We describe a patient with POEMS syndrome (polyneuropathy, organomegaly, endocrinopathy, monoclonal gammopathy and skin changes) who was found to have renal involvement with particular renal pathological findings. So far, 17 other cases, most of them from Japan, of POEMS syndrome with renal involvement, have been published. Clinical features are variable: acute renal failure with anasarca or moderate chronic renal insufficiency with mild proteinuria. This latter presentation often passes unnoticed. There is no severe hypertension, no microangiopathic hemolytic anemia. Renal biopsy shows prominent glomerular changes which are unusual and distinct from membranoproliferative glomerulonephritis (MPGN) and from glomerular thrombotic microangiopathy (TMA). Mesangial proliferation and thickening of the capillary wall with double contour on light microscopy suggest an MPGN. By immunofluorescent microscopy, no immunoglobulins or complement deposits were found.
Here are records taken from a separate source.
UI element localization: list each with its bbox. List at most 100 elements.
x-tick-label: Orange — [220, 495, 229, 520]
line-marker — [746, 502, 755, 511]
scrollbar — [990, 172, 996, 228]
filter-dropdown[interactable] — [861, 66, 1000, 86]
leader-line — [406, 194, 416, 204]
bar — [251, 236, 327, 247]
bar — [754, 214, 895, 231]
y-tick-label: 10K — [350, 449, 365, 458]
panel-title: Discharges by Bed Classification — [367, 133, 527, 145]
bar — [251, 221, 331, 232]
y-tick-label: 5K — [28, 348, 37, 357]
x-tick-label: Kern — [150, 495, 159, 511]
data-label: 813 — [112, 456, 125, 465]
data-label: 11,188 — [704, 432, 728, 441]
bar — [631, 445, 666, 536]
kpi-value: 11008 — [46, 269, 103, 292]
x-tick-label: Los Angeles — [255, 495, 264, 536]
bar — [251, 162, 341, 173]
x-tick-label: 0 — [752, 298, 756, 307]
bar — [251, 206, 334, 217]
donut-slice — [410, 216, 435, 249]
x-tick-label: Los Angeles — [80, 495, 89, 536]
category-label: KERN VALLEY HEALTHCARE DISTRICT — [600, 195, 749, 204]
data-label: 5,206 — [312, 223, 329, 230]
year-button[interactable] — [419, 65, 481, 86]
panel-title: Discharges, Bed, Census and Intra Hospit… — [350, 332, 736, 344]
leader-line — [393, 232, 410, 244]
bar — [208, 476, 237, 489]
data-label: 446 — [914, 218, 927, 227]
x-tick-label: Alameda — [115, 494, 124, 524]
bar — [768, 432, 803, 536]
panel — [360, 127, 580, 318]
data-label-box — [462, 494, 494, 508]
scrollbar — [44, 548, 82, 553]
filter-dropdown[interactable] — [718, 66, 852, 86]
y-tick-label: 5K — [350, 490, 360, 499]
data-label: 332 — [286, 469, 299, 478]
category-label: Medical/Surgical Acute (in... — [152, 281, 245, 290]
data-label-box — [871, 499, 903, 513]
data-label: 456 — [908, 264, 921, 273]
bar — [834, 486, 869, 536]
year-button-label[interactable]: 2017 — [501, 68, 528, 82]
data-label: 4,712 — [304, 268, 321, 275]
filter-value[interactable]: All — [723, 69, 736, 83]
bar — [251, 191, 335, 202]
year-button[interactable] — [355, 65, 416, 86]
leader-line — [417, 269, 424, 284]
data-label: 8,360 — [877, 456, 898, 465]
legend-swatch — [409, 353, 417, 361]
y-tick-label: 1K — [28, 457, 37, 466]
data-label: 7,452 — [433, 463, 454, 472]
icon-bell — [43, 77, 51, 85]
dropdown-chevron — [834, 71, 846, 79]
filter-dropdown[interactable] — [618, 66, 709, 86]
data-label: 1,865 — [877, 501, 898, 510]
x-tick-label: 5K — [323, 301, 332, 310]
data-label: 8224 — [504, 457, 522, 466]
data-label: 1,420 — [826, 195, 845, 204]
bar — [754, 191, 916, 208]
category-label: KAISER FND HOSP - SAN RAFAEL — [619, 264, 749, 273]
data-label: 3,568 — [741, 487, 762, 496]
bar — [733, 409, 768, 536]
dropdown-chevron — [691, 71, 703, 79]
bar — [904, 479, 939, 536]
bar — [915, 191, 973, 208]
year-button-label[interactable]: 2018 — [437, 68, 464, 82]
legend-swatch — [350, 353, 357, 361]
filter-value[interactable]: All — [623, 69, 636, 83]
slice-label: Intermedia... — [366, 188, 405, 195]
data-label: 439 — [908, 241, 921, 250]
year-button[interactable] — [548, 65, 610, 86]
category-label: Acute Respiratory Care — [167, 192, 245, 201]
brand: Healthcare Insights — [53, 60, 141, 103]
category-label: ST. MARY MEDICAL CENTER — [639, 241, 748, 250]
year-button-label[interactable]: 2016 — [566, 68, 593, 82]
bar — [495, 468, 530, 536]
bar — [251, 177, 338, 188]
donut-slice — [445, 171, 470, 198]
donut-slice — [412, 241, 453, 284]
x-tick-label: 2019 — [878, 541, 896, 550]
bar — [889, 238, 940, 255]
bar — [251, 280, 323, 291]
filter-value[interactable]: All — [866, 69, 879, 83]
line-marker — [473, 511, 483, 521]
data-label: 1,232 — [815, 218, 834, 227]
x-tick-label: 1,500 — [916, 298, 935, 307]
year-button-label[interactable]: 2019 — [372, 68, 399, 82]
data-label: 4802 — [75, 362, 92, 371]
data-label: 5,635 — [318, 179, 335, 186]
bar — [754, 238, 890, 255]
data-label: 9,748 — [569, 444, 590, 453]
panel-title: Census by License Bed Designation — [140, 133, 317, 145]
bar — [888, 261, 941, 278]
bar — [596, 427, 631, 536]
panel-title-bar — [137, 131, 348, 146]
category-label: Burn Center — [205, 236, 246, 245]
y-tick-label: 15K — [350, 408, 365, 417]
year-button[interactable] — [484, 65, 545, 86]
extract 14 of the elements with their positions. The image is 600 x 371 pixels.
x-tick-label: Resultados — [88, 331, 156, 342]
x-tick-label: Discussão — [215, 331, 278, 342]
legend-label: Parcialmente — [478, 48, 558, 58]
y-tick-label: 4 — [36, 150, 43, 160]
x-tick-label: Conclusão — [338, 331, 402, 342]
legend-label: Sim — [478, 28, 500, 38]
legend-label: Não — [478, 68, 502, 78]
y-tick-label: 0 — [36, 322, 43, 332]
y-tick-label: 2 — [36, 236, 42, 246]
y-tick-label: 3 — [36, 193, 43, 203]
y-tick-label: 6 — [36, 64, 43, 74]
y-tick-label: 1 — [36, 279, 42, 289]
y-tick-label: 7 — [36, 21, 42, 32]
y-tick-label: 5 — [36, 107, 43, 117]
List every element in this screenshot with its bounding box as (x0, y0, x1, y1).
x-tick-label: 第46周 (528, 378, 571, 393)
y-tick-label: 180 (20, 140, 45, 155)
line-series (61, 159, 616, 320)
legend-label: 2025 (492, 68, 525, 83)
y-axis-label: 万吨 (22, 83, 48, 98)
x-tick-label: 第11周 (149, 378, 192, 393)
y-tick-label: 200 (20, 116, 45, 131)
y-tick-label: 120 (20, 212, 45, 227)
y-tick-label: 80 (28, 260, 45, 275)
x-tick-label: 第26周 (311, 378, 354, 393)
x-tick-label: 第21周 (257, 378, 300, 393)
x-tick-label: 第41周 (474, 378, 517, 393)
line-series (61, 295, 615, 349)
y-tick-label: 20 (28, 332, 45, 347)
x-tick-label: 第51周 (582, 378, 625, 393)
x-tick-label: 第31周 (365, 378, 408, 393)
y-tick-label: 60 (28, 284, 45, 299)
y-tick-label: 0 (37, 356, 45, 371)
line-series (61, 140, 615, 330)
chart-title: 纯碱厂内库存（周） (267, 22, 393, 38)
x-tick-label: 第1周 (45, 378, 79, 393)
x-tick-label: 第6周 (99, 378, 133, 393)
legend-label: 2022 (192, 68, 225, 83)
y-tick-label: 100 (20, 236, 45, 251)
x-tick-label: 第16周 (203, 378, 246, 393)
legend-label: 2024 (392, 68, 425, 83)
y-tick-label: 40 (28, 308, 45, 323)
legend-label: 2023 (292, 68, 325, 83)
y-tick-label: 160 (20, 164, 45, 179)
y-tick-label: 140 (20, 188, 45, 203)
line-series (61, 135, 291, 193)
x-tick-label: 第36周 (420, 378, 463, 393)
The occurrence of mesangiolytic lesions has led to the term of "mesangiolytic glomerulonephritis". The presence, on electron microscopy, of lucent subendothelial spaces could indicate TMA. But there are neither thrombi nor arteriolar changes. We are inclined to consider that the microangiopathic lesions are due to chronic injury of glomerular endothelial cells, exacerbated at outbreaks of the disease. Increased production of IL 6 could support the efficacy of corticosteroid therapy, particularly in acute clinical situations.